Painter and sculptor Dronma was born in Glasgow in 1947 and was brought up and educated in the city. She studied at the Glasgow School of Art and subsequently took up a teaching career, becoming Art Director of the Glasgow Arts Centre.
Painting was Dronma’s first love, and one of her earliest memories is of being given a stool and watercolour materials and sitting beside her father, learning to paint.
She works in a number of different media but prefers above all to paint in oil on canvas, although her degree was actually taken in sculpture. However, as soon as she finished her studies she returned to painting and believes that she took this decision because of her great love of colour and the lack of opportunity to explore that love via the medium of sculpture.

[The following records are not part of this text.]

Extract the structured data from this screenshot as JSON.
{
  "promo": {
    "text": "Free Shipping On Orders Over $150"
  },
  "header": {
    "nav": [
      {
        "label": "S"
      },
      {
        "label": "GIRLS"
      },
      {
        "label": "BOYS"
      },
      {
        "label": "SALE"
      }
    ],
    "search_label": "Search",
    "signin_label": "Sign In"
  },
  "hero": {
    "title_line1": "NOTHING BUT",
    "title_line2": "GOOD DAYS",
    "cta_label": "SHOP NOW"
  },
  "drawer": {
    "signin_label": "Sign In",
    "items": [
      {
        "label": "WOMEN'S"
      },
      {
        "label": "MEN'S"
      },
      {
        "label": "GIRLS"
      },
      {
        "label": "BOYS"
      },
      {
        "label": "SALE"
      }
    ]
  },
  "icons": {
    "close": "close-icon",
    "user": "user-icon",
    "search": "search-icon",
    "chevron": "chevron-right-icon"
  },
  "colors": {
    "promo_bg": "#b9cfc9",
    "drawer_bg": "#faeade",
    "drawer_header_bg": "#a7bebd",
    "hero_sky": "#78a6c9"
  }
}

Dronma’s vivid landscapes have gained her a fine reputation amongst contemporary Scottish painters as a modern colourist. In particular, she loves to paint colourful beach scenes.

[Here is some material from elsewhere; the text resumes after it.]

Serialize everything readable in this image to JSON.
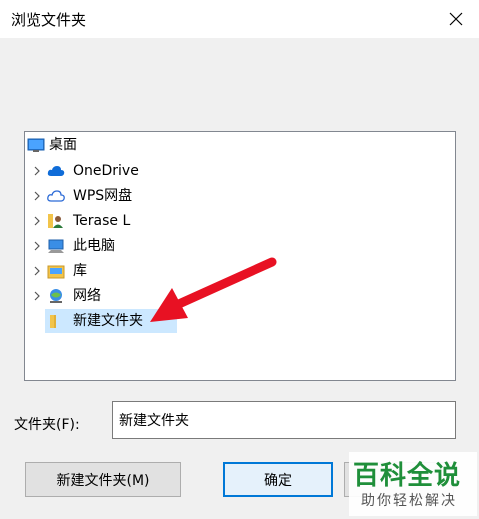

Dronma has been a Tibetan Buddhist since 1976. Her unusual name is in fact her Tibetan Buddhist name and part of her artistic commitment to the religion takes the form of creating Tibetan thanka paintings, which also utilise her grounding in graphic design.
Dronma’s work has been exhibited all over the United Kingdom and her Tibetan thankas form a permanent collection at the Scottish Retreat Centre at Balquidder.